Checkout your ~/.aws/credentials and ~/.aws/config to confirm the credentials have been saved:

cat ~/.aws/credentials

This works, but what if you're switching between multiple AWS accounts and want to save different sets of credentials? We need a way to separate and identify sets of credentials. This is what the AWS_PROFILE environment variable is for. You can append --profile "$AWS_PROFILE" to each of the previous aws configure set... commands with an exported AWS_PROFILE environment variable to identify sets of credentials.

Alias

To make the previous commands easier to run, you can create an alias, uac (update aws credentials), in your shell configuration file (.zschrc, ...) like below:

.zshrc
alias uac='(
  aws configure set aws_access_key_id "$AWS_ACCESS_KEY_ID" --profile "$AWS_PROFILE"
  aws configure set aws_secret_access_key "$AWS_SECRET_ACCESS_KEY" --profile "$AWS_PROFILE"
  aws configure set aws_session_token "$AWS_SESSION_TOKEN" --profile "$AWS_PROFILE"
  echo "AWS Credentials Updated ✅"
)'

Now, with your AWS credentials and AWS_PROFILE in your shell process, you can simply run uac and your AWS credentials will be persisted but you'll need to ensure the AWS_PROFILE environment variable is set so that AWS tools know which persisted credentials to use.
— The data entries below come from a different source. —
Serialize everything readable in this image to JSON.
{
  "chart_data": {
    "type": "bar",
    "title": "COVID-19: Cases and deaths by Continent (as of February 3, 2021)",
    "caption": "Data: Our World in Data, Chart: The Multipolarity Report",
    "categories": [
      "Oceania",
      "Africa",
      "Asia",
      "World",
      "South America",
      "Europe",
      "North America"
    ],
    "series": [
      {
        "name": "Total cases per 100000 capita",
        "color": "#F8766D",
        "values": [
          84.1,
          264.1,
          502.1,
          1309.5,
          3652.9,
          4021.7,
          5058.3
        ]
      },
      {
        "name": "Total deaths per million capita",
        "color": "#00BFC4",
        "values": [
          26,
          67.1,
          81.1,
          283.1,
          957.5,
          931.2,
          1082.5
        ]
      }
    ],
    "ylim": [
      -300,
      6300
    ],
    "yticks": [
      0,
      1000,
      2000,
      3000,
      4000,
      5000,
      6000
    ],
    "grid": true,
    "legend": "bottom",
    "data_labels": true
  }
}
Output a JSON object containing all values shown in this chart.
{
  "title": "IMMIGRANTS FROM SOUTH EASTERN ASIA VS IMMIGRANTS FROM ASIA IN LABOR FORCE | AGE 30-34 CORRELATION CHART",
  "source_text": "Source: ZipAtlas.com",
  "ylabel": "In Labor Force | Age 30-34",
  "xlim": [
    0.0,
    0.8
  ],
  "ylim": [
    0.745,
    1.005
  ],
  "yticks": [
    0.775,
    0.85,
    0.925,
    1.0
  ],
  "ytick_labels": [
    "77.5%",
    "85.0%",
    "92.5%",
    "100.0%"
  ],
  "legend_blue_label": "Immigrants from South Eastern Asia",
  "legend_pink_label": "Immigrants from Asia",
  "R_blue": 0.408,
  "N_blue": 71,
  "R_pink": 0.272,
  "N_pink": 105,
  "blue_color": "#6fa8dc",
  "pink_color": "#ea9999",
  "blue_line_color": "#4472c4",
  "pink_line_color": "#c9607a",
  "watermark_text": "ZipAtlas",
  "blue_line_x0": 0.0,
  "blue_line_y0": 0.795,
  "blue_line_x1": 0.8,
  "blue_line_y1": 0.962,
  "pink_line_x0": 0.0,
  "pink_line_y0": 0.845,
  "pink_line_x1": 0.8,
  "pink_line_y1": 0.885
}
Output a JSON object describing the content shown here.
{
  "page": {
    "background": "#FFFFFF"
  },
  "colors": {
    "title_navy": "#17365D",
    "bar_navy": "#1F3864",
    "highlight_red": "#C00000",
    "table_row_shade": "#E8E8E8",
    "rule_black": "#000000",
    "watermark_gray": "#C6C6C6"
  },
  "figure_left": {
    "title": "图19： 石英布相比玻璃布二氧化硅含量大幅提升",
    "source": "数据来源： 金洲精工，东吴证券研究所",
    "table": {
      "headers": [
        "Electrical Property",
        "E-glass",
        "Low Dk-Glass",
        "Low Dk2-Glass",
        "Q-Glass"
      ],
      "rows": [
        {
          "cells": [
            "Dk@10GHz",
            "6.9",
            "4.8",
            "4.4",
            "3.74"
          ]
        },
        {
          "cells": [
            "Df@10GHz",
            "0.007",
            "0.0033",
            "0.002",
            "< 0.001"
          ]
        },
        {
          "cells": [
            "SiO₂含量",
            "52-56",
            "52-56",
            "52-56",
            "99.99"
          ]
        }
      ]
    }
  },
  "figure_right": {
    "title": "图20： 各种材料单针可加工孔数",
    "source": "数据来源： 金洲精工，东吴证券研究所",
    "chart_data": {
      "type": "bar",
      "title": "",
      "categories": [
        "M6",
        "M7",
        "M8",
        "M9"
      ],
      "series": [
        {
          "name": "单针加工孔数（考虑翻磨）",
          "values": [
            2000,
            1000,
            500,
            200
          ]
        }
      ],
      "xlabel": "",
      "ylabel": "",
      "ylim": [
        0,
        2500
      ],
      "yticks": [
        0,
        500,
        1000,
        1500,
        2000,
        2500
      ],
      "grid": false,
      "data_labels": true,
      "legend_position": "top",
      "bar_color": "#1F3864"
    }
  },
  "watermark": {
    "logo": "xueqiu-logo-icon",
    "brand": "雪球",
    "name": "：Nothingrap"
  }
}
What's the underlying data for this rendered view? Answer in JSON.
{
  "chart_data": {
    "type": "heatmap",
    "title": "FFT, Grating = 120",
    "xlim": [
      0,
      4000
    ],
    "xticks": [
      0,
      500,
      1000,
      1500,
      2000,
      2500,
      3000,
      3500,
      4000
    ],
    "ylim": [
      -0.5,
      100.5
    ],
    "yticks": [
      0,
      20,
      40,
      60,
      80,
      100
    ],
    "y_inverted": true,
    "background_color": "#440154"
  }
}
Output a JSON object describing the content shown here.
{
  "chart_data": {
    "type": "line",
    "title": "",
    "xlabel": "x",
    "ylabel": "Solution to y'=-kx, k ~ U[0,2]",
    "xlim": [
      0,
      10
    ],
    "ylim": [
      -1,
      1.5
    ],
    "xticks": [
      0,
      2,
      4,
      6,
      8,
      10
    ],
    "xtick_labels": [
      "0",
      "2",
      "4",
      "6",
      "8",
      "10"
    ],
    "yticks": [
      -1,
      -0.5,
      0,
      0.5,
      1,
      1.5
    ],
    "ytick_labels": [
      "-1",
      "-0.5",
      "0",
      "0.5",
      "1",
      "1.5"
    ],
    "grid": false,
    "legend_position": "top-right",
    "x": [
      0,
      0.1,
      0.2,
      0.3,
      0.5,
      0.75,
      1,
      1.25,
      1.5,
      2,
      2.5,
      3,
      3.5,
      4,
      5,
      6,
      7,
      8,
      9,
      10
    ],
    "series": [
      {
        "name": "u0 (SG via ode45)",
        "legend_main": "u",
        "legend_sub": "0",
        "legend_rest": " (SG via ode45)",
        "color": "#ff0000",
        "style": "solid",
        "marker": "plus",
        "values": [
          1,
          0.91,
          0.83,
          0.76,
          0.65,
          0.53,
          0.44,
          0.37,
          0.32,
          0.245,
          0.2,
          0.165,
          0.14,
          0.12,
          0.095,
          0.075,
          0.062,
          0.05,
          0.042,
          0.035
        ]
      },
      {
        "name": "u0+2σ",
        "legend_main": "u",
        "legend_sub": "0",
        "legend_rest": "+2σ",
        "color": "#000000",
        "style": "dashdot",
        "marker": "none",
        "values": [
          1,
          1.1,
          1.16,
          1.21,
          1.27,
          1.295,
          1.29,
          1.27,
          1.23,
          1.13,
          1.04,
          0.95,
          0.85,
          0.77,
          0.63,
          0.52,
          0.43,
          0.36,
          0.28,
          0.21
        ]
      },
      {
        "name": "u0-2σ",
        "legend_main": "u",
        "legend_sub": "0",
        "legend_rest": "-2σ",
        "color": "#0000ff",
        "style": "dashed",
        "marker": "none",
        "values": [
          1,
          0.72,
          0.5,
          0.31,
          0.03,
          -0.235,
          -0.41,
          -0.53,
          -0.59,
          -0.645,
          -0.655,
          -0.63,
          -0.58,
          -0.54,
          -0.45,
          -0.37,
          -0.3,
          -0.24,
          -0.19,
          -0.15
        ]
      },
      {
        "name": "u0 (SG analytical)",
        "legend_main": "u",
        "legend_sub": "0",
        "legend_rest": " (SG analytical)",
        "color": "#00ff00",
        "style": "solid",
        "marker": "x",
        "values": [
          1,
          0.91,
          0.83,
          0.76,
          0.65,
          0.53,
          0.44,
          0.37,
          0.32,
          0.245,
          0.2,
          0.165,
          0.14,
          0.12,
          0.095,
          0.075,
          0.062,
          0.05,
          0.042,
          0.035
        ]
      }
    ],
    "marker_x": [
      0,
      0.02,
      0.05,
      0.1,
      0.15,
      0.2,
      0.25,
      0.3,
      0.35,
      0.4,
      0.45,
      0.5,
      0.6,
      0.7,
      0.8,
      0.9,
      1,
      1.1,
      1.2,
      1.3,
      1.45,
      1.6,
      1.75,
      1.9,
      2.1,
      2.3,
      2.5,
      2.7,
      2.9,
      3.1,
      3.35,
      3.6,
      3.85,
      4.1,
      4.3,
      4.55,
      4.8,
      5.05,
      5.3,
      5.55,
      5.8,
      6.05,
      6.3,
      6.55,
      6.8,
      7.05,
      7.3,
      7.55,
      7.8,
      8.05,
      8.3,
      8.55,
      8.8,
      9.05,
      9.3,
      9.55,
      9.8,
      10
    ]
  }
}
This is where direnv (opens in a new tab) can help.

direnv

direnv is an extension for your shell that loads and unloads environment variables in your current shell based on your current working directory. This means you can add a .envrc file at the root of your monorepo that looks like:

.envrc
export AWS_PROFILE=my-profile

Then run direnv allow and now AWS_PROFILE will be set in any new shell process created within your monorepo. Prove this by running printenv | grep AWS. You'll notice in gboost create templates, there are .envrc files already setup for you with commonly needed environment variables like AWS_PROFILE. We also include DB related environment variables so you easily connect to your DB locally. You're welcome to set other environment variables you commonly need within your .envrc file.